To do this we look in the “*.xml” directory and then… load the file and then save it? The belief the thing about this code is that it corrects the spaces, because we need some spaces later – but the .NET XML writer doesn’t add spaces, it just keeps them, so I suspect this line is not needed – or at least it shouldn’t be. I can imagine a world where this somehow makes the code work for reasons best not to think about.

Owe writes to the previous developers: “Thanks guys, I really appreciate this!”

Now, since we’re iterating through the entire directory of XML files, some files were previously merged (and need to be unlinked) and others were not merged at all.

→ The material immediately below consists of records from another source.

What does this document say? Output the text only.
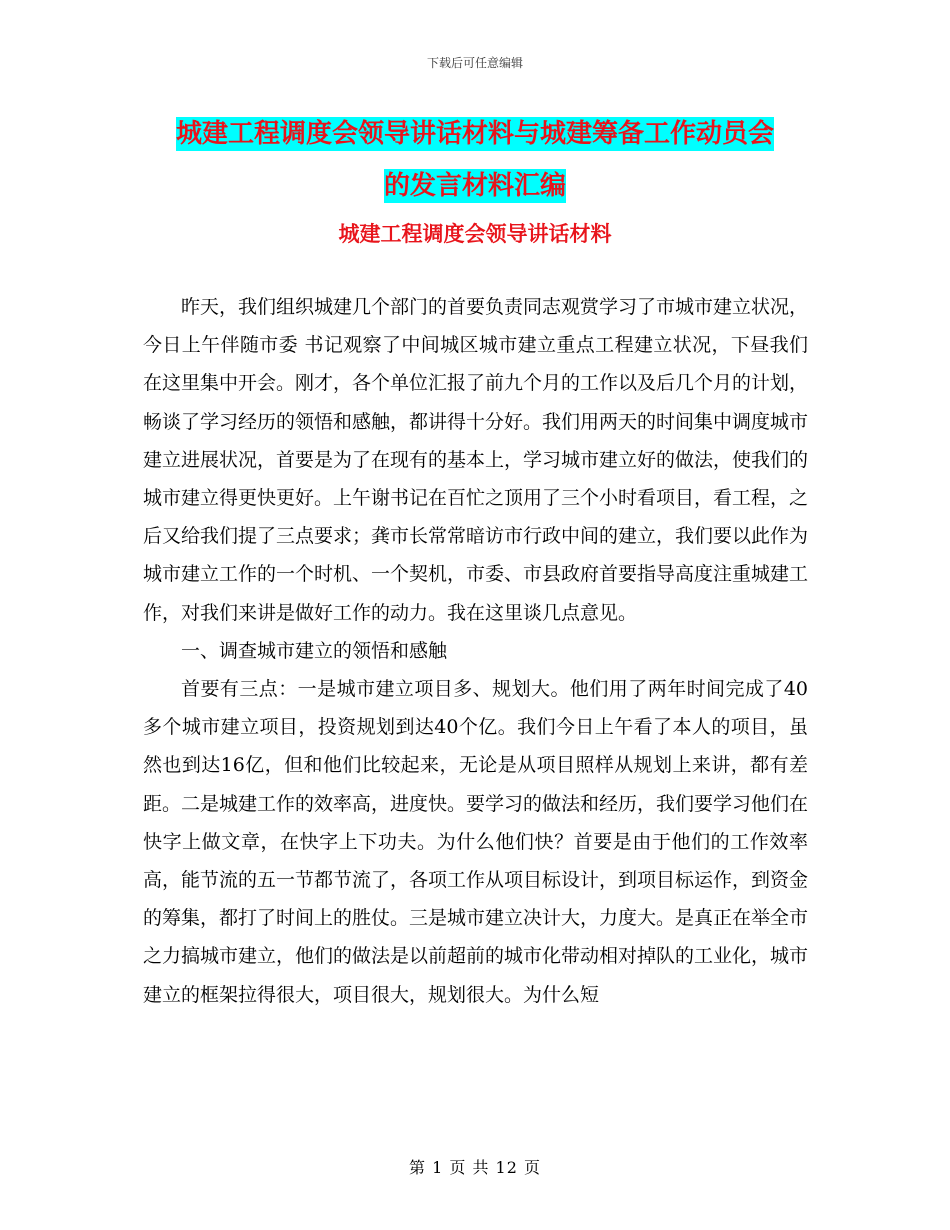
下载后可任意编辑
城建工程调度会领导讲话材料与城建筹备工作动员会
的发言材料汇编
城建工程调度会领导讲话材料

昨天，我们组织城建几个部门的首要负责同志观赏学习了市城市建立状况，今日上午伴随市委 书记观察了中间城区城市建立重点工程建立状况，下昼我们在这里集中开会。刚才，各个单位汇报了前九个月的工作以及后几个月的计划，畅谈了学习经历的领悟和感触，都讲得十分好。我们用两天的时间集中调度城市建立进展状况，首要是为了在现有的基本上，学习城市建立好的做法，使我们的城市建立得更快更好。上午谢书记在百忙之顶用了三个小时看项目，看工程，之后又给我们提了三点要求；龚市长常常暗访市行政中间的建立，我们要以此作为城市建立工作的一个时机、一个契机，市委、市县政府首要指导高度注重城建工作，对我们来讲是做好工作的动力。我在这里谈几点意见。

一、调查城市建立的领悟和感触

首要有三点：一是城市建立项目多、规划大。他们用了两年时间完成了40多个城市建立项目，投资规划到达40个亿。我们今日上午看了本人的项目，虽然也到达16亿，但和他们比较起来，无论是从项目照样从规划上来讲，都有差距。二是城建工作的效率高，进度快。要学习的做法和经历，我们要学习他们在快字上做文章，在快字上下功夫。为什么他们快？首要是由于他们的工作效率高，能节流的五一节都节流了，各项工作从项目标设计，到项目标运作，到资金的筹集，都打了时间上的胜仗。三是城市建立决计大，力度大。是真正在举全市之力搞城市建立，他们的做法是以前超前的城市化带动相对掉队的工业化，城市建立的框架拉得很大，项目很大，规划很大。为什么短

第 1 页 共 12 页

How do we distinguish them? We find each element named “REC” and check that its “NAME” attribute is equivalent to ours _mainLevel value. If there are at least two such elements, we know that this file was previously merged and therefore needs to be unmerged.

Owe writes: “Thanks guys, I really appreciate this!”

And then we get into the dreaded regular expression parsing of XML. This is done because XML files are not actually valid XML. So it’s a mix of string operations and regular expression matching to try to interpret the data. And remember that space we thought we needed when we were printing documents? So here’s why: our regular expressions match on whitespace.

Owe writes: “Thanks guys, I really appreciate this!”

Once we’ve constructed all the documents in memory, we can dump them into a new set of files. And then, once that’s done, we can open those files again, because now the merge is happening. Here we find all “REC” elements and build new XML documents based on them. Then a MergeSorter::MergeSort the function actually does the merge – and frankly, I dread to think what that looks like.

The merge sorter sorts the documents, but we actually want to output a single document with the elements in that sorted order, so we create a final XML document, iterate through all of our sorted document fragments, and then insert “REC” elements into the output .

Owe writes: “Thanks guys, I really appreciate this!”

Even though the code and the whole process here are terrible, the core of the WTF is “we need to store our XML with elements arranged in a certain order”. XML is not for that. But apparently, they don’t know what XML is for, since they do things in their documents that an XML parser can’t successfully parse. Or, perhaps more accurately, they couldn’t understand out how to parse as XML, hence regular expressions and string deletion.

If the docs were sensible, the whole thing could probably be solved with some fairly simple (by XML standards) XQuery/XSLT operations. Instead, we have this. Thanks guys, I really appreciate this.